Er konnte ihm seine Zukunft nicht mit seiner eigenen Ungewissheit zerstören.
 

Wir sollten uns unsagbar viel erzählen

Zu zweit entlarvt, als Teufelsbrut
 

„Jetzt sprich schon."

Scheinbar desinteressiert spielte er an seinen Reglern.

Die unterschwellige Spannung seiner Muskeln entging ihm nicht.

Sie kannten einander zu lange.

Sie konnten einander zu gut lesen.

„Bleib."

Nur ein Flüstern.

Der Blick des Blonden schoss in die Höhe.

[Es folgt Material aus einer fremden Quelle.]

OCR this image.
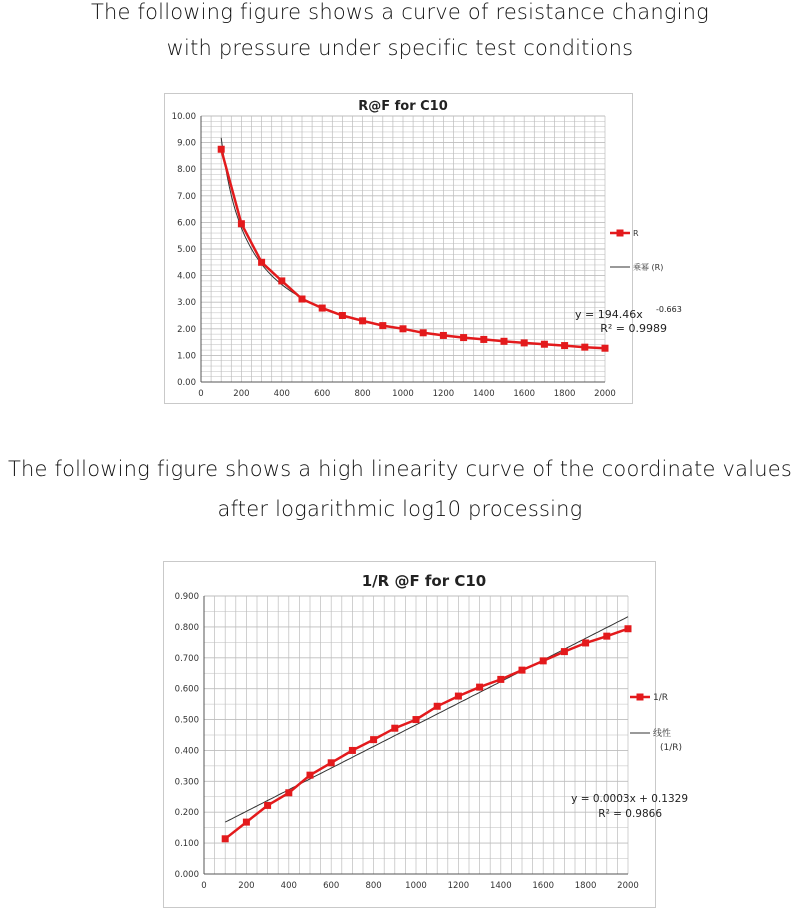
The following figure shows a curve of resistance changing
with pressure under specific test conditions
0.00
1.00
2.00
3.00
4.00
5.00
6.00
7.00
8.00
9.00
10.00
0	200	400	600	800	1000 1200 1400 1600 1800 2000
R@F for C10
R
乘幂 (R)
y = 194.46x -0.663
R² = 0.9989
The following figure shows a high linearity curve of the coordinate values
after logarithmic log10 processing
0.000
0.100
0.200
0.300
0.400
0.500
0.600
0.700
0.800
0.900
0	200	400	600	800	1000 1200 1400 1600 1800 2000
1/R @F for C10
1/R
线性
(1/R)
y = 0.0003x + 0.1329
R² = 0.9866
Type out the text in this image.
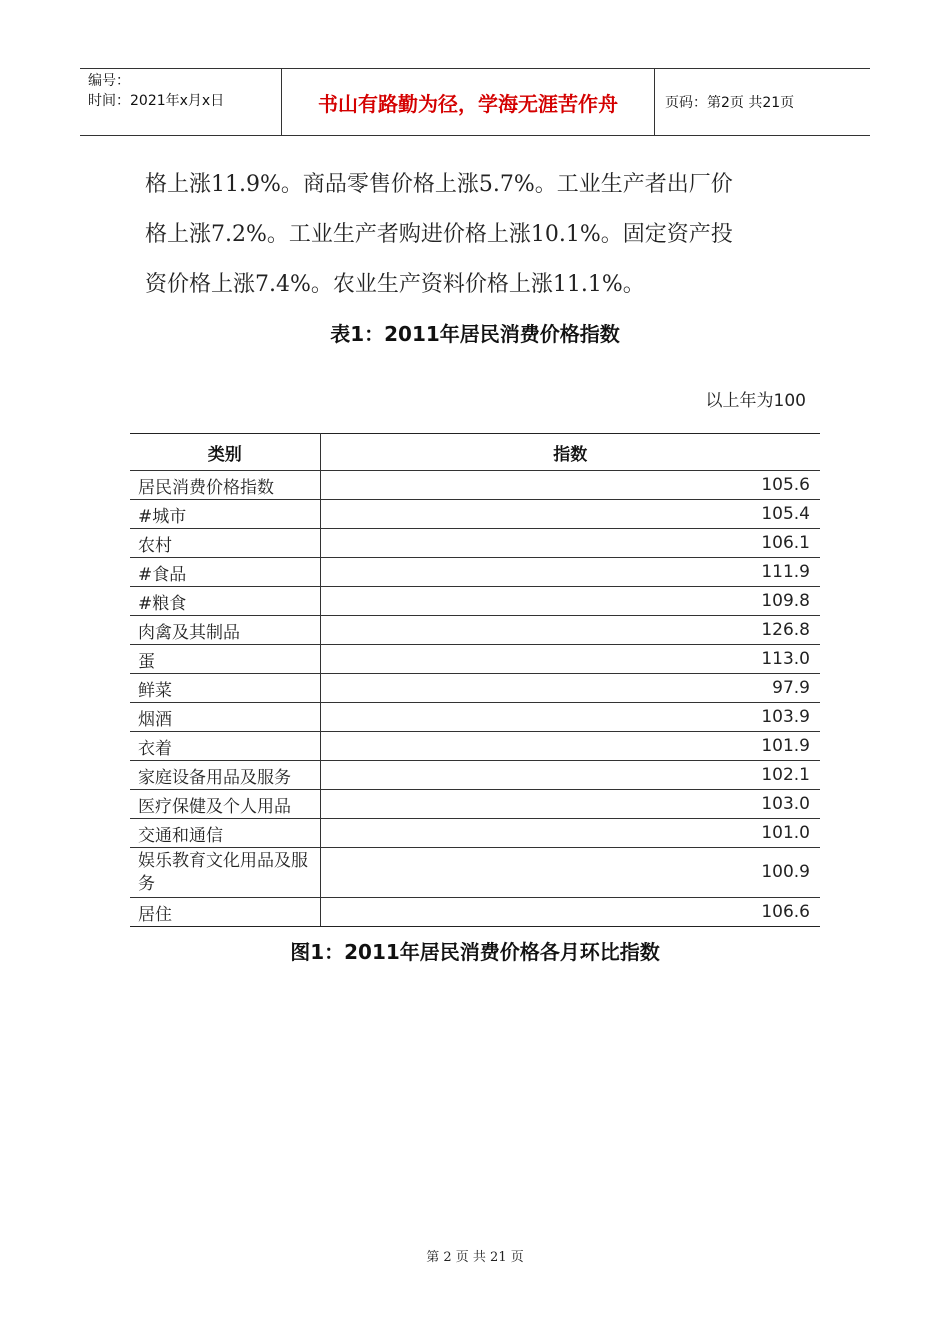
编号：
时间：2021年x月x日	书山有路勤为径，学海无涯苦作舟	页码：第2页 共21页

格上涨11.9%。商品零售价格上涨5.7%。工业生产者出厂价

格上涨7.2%。工业生产者购进价格上涨10.1%。固定资产投

资价格上涨7.4%。农业生产资料价格上涨11.1%。

表1：2011年居民消费价格指数
以上年为100
类别	指数
居民消费价格指数	105.6
#城市	105.4
农村	106.1
#食品	111.9
#粮食	109.8
肉禽及其制品	126.8
蛋	113.0
鲜菜	97.9
烟酒	103.9
衣着	101.9
家庭设备用品及服务	102.1
医疗保健及个人用品	103.0
交通和通信	101.0
娱乐教育文化用品及服务	100.9
居住	106.6
图1：2011年居民消费价格各月环比指数
第 2 页 共 21 页
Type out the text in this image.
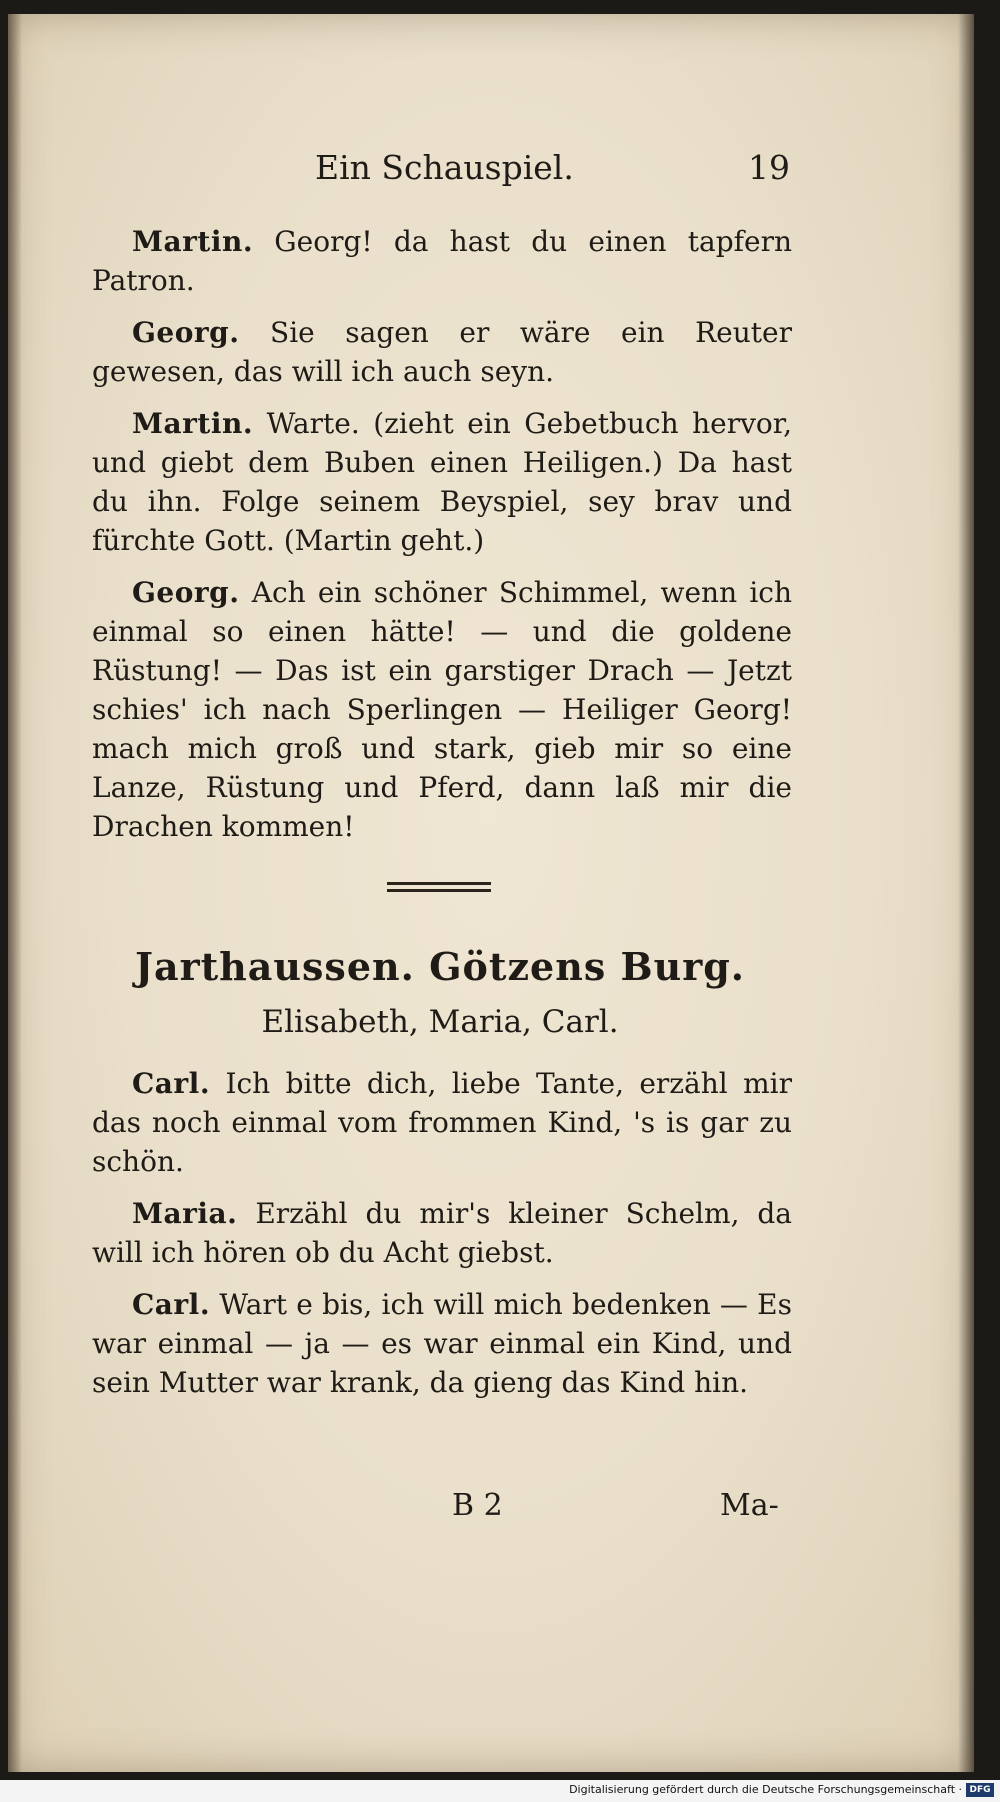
Ein Schauspiel.	19

Martin. Georg! da hast du einen tapfern Patron.

Georg. Sie sagen er wäre ein Reuter gewesen, das will ich auch seyn.

Martin. Warte. (zieht ein Gebetbuch hervor, und giebt dem Buben einen Heiligen.) Da hast du ihn. Folge seinem Beyspiel, sey brav und fürchte Gott. (Martin geht.)

Georg. Ach ein schöner Schimmel, wenn ich einmal so einen hätte! — und die goldene Rüstung! — Das ist ein garstiger Drach — Jetzt schies' ich nach Sperlingen — Heiliger Georg! mach mich groß und stark, gieb mir so eine Lanze, Rüstung und Pferd, dann laß mir die Drachen kommen!

Jarthaussen. Götzens Burg.
Elisabeth, Maria, Carl.

Carl. Ich bitte dich, liebe Tante, erzähl mir das noch einmal vom frommen Kind, 's is gar zu schön.

Maria. Erzähl du mir's kleiner Schelm, da will ich hören ob du Acht giebst.

Carl. Wart e bis, ich will mich bedenken — Es war einmal — ja — es war einmal ein Kind, und sein Mutter war krank, da gieng das Kind hin.

B 2	Ma-
Digitalisierung gefördert durch die Deutsche Forschungsgemeinschaft · DFG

Suchte seine Augen und doch wich er ihm aus.

Er wusste, dass er viel zu viel forderte.

„Wozu?"

Einen langen Moment schwieg er.

Ja wozu eigentlich?

Dafür seinen Traum zu leben?

Erneut schüttelte er den Kopf.

Es war noch fair.

Er konnte das nicht von ihm verlangen.

Dennoch hörte er sich selbst sprechen.

„Bleib bei mir."

Erneut wurde er gemustert.

Er fühlte wie die tiefblauen Augen sich in sein Profil brannten.

Er wartete nicht auf eine Antwort.

Er selbst schien zu überlegen.
 

Was du dir wünschst bedenke gut!

Denn manches Mal da kann es in Erfüllung gehen!
 

„Wozu?"

Die Antwort war nur ein Flüstern.

Eine Gegenfrage.

Dieselbe Frage, die er ihm schon beim ersten Mal nicht beantworten konnte.

Er zuckte mit den Schultern.

Wozu?

Nicht wozu, sondern warum.

Weil er ihn brauchte.

Nachdem er sich bereit erklärt hatte einen Teil seines Albums mitzuproduzieren war es ihm nur noch klarer geworden.

Er brauchte ihn.

Er war so lange eine Konstante gewesen.

Er wollte - Nein er durfte ihn nicht verlieren.

„Ich brauche dich."

Murmelte er leise.

Der Produzent hob eine Augenbraue.

Ungläubig.

Offensichtlich nicht überzeugt.

Was brachte ihm auch eine deutsche Band die er produzieren sollte?

Nichts, gar nichts.

Wieder schüttelte er den Kopf.

„Alexander Frank Spreng!"

Lutz fauchte ihn nahezu an.

Er zuckte zusammen.

„Bleib bei mir, spiel mit mir."

Er erstarrte.

Er hatte es tatsächlich ausgesprochen.

Er hatte es doch nie vor gehabt.

Er wollte seinen Bruder im Geiste nicht zu seinem Schicksal verurteilen.

Er hatte es getan.

Sein Gegenüber schwieg.

Kein Wunder.

Er hatte ein ganz anders Leben geplant.
 

Du sahst das Licht

Ich sah dein Herz.
 

Die Zeit verrann wie Wachs.

Gleichzeitig haftet sie wie Kaugummi.

Es war still.

So still, dass er den Atem seines Gegenübers hören konnte.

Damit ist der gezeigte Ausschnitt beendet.